Term 7 Week 2 (w/c 13/10/13)
Good evening everyone,
Welcome to another week of #Gasclass. Last week we restarted the term with a complex case of acute spinal cord trauma. Here is a Storify summary of last week’s case.
This week, we will proceed back to the ICU.
You are on call for ICU when you get paged to the ED. You hear that there is an elderly patient whom the internal medicine senior wants to intubate imminently. Her vitals are BP 220/130, HR 155, SaO2 97%, RR 40, T 39.4 C. She was just cardioverted for atrial flutter with rapid ventricular response, and now seems to be in a SVT. She received midazolam 2mg for the cardioversion, as well as an amiodarone bolus and now is much less responsive, hence their decision to intubate.
What are your immediate concerns to consider while you are heading down to the ED?
You ask the medicine resident to move the patient into the resus bay for better monitoring and accessibility of equipment.
When you arrive in the ER, you get the story of an elderly woman from a nursing home, who presented to ED 3 days ago with lower back pain and fever. She was discharged home after some CT scans with the dx “lower abdo pain NYD”, not prescribed any antibiotics. She was found febrile and less responsive in the nursing home, and an ambulance was called.
The emerg staff is at the head of the bed, preparing to intubate her while SaO2 is 99% on 2-3L NP. She has difficult IV access because of morbid obesity, and is currently receiving a dose of pip-tazo and a labetalol infusion for her hypertension. The medicine resident says all this happened quickly after the SVT and cardioversion, and was waiting for a CT chest to rule out PE.
What are your thoughts at this point? How will you approach and manage this situation?
After some discussion with the medicine and emerg staff, you decide that it’s safe to delay intubation for a few minutes in order to review the chart and attempt to contact the substitute decision maker. The patient is noticed to have pink frothy foam from the mouth. BP remains high at 220/120. A quick review of the chart reviews that multiple comorbidities and a long medication list, as well as a pre-existing code status that includes intubation, CPR, and ICU admission. The SDM could not be reached.
The emerg staff supervises the internal medicine resident for intubation (because they wanted to do it) and takes over after a failed first attempt. The patient was sedated with propofol alone. Her pressure never went lower than 150 systolic.
After intubation, you take over the care of the patient. You decide to insert a central line for potassium replacement (K 2.9 mmol/L) and insert an arterial line because she is on a labetalol infusion. As soon as the arterial line is inserted, you see a BP of 50/30 with NIBP on the contralateral arm being 150/60.
Has your differential changed? Why would the blood pressure be so disparate between the NIBP and arterial line?
You start a norepinephrine infusion and start boluses of norepi and vasopressin, as well as fluid boluses. Her BP is 90/50 HR 150s while on high doses of norepi and vasopressin. The labetalol infusion was stopped. CCU was consulted and is at the bedside doing an echo. The windows are poor, but grossly no effusion and both RV and LV appear empty. The medicine resident and CCU resident are suggesting starting IV heparin, and the CCU resident would also like to add on a CT angio to rule out dissection.
How would you manage and investigate now?
You decide that the patient is too sick for transport to CT scan right now, and transfer the patient to ICU for stabilization.

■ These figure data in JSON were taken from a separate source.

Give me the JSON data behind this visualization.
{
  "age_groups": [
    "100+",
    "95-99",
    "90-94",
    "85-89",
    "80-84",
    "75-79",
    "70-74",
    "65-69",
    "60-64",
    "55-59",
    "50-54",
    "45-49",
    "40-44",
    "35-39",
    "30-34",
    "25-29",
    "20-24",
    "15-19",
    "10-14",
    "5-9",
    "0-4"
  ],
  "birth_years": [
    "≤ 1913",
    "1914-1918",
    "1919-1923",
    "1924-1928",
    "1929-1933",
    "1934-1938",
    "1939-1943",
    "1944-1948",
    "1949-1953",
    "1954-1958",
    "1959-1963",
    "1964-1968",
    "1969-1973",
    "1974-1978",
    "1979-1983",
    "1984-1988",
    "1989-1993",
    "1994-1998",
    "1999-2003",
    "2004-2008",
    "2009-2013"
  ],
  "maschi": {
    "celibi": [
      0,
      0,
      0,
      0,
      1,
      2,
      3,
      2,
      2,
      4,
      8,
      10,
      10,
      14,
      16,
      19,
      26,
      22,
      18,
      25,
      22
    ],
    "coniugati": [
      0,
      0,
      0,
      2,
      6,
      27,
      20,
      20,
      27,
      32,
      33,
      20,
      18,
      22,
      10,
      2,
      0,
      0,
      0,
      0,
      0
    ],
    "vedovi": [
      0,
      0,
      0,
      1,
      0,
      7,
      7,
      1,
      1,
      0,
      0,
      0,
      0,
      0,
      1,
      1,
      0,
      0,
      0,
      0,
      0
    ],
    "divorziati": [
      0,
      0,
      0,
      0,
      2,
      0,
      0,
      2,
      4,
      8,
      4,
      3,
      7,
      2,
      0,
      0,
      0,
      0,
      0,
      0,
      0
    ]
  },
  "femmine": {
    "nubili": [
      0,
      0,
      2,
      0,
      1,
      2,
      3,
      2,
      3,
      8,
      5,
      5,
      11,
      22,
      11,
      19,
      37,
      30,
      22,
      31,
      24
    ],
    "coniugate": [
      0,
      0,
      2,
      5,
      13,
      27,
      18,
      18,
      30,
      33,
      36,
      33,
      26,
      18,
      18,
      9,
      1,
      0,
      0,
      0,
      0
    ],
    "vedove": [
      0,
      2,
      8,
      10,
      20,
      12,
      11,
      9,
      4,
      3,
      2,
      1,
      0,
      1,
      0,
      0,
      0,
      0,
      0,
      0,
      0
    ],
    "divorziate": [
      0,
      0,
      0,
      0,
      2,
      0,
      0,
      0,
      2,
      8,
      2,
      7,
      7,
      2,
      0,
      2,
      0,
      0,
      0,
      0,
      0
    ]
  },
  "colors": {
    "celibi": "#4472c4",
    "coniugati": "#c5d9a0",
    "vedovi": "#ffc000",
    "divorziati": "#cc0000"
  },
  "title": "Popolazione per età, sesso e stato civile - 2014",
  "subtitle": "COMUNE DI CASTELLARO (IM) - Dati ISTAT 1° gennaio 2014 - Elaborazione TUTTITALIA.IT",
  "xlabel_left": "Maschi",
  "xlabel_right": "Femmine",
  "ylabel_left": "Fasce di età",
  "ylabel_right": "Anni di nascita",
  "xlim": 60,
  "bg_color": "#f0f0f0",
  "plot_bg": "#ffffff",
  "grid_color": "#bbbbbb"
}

A closer review of the patient’s medications and past medical history reveal chronic pain issues for which she is on fentanyl patch, hydromorphone, as well as an SNRI. She remains on high dose norepi and vasopressin, and now liver enzymes and creatinine are increasing, as well as the INR. She remains febrile, now at 42C. A few minutes after a bronch to rule out pneumonia (no pus was seen, BALs were sent anyway) was done with sedation with fentanyl and midazolam, the patient starts having increasingly frequent and severe twitching.
What are your concerns now, and what is your management plan?
The twitching don’t appear to be organized seizure activity, but more like myoclonic jerking. Given the picture of hyperthermia, hyper-reflexia, clonus and hemodynamic instability you are concerned about serotonin syndrome.
You decide to cool the patient immediately and administer midazolam. Initial CK is 3300.
What are your plans for cooling? What if the temperature remains elevated despite starting a cooling blanket?